Mgr Jean-Charles Dufour, Aumônier des Servantes de Jésus-Marie
HOMÉLIE : 26 avril 2020 – 3e dimanche de Pâques – Luc 24,13-35
Ce matin, nous sommes appelés à vivre la même aventure que Cléophas et l’autre disciple. Comme eux, nous lisons les Écritures qui nous parlent de Jésus, et nous entendrons Jésus lui-même nous parler. Ensuite, comme il a fait pour eux, il va nous rompre le pain.
Alors, laissons-nous entraîner là où Jésus veut nous conduire. Accompagnons-les dans leur approche de Jésus ressuscité à partir du moment où Jésus leur réchauffe le cœur jusqu’au moment où leurs yeux s’ouvrent pour découvrir Jésus jusqu’à dire : il est là, c’est bien lui !
Au moment où Jésus les rejoint sur la route, les deux disciples vivent une grosse déception, comme ces épreuves qui font partie de nos vies. Toute leur vie était basée sur l’attente d’un libérateur politique ; ils pensaient l’avoir trouvé en Jésus, mais il est mort une croix. Ils sont plongés dans un souvenir douloureux, tous leurs espoirs sont déçus. Aussi, ils sont tristes, on peut les comprendre.
Mais le chemin qui les conduit vers leur village, grâce à leur nouveau compagnon, va devenir un moment de grâce. Une incursion à travers les Écritures va les amener à comprendre ce qui est arrivé à Jésus. En effet, les prophètes avaient annoncé que le Messie devait souffrir tout cela avant d’entrer dans son Royaume. « Ne fallait-il pas que le Christ souffrît tout cela pour entrer dans la gloire » ?
Au fond, l’étranger qui marche avec eux leur fait comprendre que pour connaître ou reconnaître Jésus, il faut d’abord le découvrir dans les Écritures, à partir de Moïse et de tous les prophètes. Ils ne reconnaissent pas encore l’étranger qui marche avec eux, mais c’est Jésus. Il se rend présent par sa Parole, il leur réchauffe le cœur, peu à peu il les engendre à la foi que, bientôt ils vont pourvoir communiquer aux autres.

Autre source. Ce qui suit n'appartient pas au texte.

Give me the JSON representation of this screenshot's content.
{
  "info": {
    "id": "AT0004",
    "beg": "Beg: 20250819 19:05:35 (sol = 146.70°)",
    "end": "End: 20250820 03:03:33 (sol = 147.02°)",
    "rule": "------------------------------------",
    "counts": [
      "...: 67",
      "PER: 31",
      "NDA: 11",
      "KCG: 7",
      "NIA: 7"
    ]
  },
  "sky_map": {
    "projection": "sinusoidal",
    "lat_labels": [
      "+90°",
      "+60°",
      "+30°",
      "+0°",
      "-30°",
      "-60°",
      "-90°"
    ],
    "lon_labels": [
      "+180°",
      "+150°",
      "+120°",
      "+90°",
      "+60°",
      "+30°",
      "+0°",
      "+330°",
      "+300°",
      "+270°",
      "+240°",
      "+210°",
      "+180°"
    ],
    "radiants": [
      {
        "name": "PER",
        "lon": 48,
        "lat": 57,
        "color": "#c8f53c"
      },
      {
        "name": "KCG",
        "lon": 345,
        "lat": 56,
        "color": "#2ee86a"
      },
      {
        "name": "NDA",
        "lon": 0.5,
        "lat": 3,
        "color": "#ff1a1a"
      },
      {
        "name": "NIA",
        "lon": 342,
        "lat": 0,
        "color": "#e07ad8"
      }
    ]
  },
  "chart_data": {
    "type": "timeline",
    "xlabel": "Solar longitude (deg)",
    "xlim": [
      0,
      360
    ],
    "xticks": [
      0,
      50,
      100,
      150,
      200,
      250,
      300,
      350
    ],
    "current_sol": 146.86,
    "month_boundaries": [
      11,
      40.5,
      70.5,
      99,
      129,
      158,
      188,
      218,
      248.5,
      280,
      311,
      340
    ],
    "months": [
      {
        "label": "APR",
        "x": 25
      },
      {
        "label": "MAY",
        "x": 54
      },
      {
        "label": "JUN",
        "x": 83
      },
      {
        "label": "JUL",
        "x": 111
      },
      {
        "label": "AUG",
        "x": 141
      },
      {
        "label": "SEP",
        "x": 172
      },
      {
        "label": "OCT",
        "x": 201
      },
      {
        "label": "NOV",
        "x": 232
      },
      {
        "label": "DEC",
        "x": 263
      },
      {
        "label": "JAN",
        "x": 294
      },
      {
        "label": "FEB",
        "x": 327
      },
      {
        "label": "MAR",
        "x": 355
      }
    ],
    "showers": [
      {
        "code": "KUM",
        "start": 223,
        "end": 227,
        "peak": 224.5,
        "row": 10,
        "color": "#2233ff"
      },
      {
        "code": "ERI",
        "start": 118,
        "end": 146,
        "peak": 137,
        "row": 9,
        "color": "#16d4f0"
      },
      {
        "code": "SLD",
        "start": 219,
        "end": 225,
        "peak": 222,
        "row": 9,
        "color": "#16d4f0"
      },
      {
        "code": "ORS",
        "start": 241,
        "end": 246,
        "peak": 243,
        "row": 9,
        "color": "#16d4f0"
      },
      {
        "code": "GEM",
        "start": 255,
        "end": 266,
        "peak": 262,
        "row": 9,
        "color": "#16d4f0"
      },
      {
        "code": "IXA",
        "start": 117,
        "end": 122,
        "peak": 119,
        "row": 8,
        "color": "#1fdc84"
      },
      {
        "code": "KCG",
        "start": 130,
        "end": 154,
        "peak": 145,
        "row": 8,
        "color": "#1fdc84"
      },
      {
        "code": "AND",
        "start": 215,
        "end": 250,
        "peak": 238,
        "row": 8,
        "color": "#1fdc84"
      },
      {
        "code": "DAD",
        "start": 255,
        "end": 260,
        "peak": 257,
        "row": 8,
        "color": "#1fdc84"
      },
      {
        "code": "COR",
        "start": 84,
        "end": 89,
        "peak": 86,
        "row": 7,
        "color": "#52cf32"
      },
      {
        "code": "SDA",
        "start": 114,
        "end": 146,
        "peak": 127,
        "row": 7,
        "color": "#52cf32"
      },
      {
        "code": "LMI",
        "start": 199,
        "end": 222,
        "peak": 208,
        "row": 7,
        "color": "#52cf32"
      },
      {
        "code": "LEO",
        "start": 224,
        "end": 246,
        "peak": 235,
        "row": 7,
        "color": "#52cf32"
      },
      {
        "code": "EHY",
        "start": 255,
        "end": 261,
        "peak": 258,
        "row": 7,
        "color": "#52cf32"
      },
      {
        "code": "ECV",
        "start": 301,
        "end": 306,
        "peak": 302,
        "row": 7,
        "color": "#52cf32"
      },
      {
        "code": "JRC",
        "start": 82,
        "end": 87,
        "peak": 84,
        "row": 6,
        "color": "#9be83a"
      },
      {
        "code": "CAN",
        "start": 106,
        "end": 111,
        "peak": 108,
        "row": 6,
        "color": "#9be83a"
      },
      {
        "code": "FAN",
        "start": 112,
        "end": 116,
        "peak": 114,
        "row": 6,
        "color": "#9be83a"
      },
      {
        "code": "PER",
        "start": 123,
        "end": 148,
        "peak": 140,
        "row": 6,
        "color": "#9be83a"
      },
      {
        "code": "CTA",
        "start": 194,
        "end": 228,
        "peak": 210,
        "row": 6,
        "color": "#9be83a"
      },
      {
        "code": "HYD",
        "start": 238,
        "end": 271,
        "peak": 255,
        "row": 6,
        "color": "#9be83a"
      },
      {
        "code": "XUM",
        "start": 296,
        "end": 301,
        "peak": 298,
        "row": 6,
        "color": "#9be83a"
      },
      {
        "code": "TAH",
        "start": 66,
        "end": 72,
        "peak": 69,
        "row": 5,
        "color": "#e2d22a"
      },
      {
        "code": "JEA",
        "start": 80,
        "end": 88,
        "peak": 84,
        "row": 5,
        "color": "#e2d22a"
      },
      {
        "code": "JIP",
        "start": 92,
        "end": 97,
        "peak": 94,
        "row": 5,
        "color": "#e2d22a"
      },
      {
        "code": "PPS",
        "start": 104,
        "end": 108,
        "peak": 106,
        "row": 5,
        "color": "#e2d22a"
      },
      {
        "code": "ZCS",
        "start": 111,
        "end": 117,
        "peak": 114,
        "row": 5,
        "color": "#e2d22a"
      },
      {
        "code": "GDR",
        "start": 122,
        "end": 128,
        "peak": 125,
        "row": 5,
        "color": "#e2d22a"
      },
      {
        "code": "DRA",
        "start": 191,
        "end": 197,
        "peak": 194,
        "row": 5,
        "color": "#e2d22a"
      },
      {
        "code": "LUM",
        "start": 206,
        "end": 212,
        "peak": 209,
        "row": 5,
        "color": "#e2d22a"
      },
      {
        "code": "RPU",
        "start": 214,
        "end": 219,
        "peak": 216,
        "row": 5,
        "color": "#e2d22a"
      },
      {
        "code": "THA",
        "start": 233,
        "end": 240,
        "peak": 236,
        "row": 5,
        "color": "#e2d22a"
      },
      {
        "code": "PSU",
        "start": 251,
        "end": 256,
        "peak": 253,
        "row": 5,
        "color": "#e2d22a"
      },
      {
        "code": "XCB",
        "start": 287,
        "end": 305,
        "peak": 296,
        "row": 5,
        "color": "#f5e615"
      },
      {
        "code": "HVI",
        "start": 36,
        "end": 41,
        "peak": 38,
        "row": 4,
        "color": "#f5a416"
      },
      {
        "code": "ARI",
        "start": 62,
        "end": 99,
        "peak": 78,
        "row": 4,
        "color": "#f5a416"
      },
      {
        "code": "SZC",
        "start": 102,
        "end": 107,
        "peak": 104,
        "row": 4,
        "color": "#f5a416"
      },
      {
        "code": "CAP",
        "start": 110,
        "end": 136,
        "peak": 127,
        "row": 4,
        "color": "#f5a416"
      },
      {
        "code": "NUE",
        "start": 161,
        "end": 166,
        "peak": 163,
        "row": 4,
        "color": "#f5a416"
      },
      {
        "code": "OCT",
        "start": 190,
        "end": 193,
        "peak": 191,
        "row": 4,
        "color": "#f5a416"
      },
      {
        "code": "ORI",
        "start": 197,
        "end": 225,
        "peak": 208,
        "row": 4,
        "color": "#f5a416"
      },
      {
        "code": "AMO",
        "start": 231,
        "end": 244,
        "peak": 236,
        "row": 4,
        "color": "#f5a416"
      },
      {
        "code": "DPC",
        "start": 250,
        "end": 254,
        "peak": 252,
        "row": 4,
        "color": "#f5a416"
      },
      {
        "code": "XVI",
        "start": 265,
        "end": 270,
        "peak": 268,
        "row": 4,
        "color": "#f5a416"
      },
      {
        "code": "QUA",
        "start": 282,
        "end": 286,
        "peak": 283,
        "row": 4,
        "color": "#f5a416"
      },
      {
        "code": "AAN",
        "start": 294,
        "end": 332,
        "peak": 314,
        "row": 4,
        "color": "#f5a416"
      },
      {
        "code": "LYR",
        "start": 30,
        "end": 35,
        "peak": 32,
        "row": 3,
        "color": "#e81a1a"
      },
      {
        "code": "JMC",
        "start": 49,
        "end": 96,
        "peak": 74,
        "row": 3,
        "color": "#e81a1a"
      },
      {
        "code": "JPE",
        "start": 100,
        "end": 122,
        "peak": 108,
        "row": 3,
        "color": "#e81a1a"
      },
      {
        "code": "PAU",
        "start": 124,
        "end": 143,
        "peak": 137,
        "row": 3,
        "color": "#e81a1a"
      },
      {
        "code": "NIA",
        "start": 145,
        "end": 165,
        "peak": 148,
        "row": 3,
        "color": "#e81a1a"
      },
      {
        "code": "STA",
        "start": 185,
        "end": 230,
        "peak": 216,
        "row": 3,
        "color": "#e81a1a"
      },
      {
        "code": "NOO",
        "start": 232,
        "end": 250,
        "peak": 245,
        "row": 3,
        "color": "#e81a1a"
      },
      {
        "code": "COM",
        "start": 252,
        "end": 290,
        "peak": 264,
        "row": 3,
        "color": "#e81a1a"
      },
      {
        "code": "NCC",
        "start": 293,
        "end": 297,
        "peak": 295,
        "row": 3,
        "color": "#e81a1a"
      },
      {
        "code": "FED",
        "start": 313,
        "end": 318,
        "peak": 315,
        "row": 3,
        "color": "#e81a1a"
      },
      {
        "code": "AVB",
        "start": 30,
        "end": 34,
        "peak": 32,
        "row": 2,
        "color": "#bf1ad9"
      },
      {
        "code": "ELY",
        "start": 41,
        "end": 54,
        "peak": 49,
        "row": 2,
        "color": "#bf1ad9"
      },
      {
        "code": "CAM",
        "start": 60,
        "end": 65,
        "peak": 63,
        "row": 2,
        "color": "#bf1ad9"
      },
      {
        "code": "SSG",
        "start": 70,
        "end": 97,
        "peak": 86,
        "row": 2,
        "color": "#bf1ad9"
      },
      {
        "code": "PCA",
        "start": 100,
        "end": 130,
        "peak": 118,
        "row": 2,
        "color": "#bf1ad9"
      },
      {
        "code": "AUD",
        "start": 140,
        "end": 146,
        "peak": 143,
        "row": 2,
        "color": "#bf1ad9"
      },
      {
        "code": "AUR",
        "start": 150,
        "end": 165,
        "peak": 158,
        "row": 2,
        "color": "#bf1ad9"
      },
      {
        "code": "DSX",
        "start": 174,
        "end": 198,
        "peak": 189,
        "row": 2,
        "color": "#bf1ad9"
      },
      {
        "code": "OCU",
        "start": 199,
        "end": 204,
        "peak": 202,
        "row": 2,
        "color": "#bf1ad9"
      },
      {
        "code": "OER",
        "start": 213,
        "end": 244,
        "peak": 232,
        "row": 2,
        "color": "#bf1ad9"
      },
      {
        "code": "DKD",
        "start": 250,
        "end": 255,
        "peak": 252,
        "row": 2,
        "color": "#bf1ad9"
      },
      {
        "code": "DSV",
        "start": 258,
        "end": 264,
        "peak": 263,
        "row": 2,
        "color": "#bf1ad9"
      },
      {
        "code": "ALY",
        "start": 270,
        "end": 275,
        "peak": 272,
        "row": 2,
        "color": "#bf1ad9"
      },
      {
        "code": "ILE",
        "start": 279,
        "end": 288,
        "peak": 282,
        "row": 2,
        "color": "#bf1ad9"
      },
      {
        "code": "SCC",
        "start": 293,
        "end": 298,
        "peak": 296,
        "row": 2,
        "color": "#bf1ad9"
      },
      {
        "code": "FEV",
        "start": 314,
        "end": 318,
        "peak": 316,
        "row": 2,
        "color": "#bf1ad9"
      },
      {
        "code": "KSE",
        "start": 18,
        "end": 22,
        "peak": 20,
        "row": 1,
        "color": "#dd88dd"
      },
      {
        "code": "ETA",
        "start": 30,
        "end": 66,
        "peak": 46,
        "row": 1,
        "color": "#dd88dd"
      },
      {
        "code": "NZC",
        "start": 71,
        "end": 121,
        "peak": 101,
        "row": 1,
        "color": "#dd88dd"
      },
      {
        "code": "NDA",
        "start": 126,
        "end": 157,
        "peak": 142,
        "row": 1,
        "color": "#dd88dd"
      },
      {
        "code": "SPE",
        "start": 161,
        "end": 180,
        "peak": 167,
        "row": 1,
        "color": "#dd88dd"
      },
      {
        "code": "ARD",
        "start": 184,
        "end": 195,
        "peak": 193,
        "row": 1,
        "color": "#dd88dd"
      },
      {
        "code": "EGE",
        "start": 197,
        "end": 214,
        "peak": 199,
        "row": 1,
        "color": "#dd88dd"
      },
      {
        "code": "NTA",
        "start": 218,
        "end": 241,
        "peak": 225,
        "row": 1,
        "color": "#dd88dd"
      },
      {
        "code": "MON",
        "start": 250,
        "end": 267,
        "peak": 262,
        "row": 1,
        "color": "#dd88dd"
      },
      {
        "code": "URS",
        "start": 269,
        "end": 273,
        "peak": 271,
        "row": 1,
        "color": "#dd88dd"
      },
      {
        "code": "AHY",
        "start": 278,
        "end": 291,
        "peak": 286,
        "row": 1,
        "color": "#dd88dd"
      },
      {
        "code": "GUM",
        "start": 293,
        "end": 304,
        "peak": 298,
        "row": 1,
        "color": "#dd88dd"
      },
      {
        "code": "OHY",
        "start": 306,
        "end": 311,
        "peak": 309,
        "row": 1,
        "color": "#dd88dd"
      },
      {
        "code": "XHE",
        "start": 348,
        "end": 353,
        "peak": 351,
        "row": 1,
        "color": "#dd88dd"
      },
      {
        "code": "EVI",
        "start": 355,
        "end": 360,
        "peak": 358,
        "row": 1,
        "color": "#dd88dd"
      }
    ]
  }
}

C’est frappant de réaliser combien il y a de paroles dans cet évangile qui cherchent à les amener à la foi : les anges déclarent que Jésus est vivant, les femmes qui ne cessent de le répéter, les prophètes qui l’avaient annoncé, les onze qui le confirment, et surtout Jésus lui-même qui explique et interprète les Écritures. Tous ces témoins de la Résurrection, nous pouvons les interroger dans le livre des Écritures.
Nous sommes invités à faire la même expérience que les deux disciples au contact de la Parole de Dieu. C’est dans la Parole de Dieu et grâce aux témoignages des Apôtres que nous pouvons reconnaître le Seigneur ressuscité. Qui d’entre nous ne connaît pas une Parole de Dieu qui lui réchauffe le cœur ? Il y a un petit moment, je vous ai raconté le témoignage d’une femme et d’un homme qui avaient découvert une petite Parole de Dieu qui les faisait vivre.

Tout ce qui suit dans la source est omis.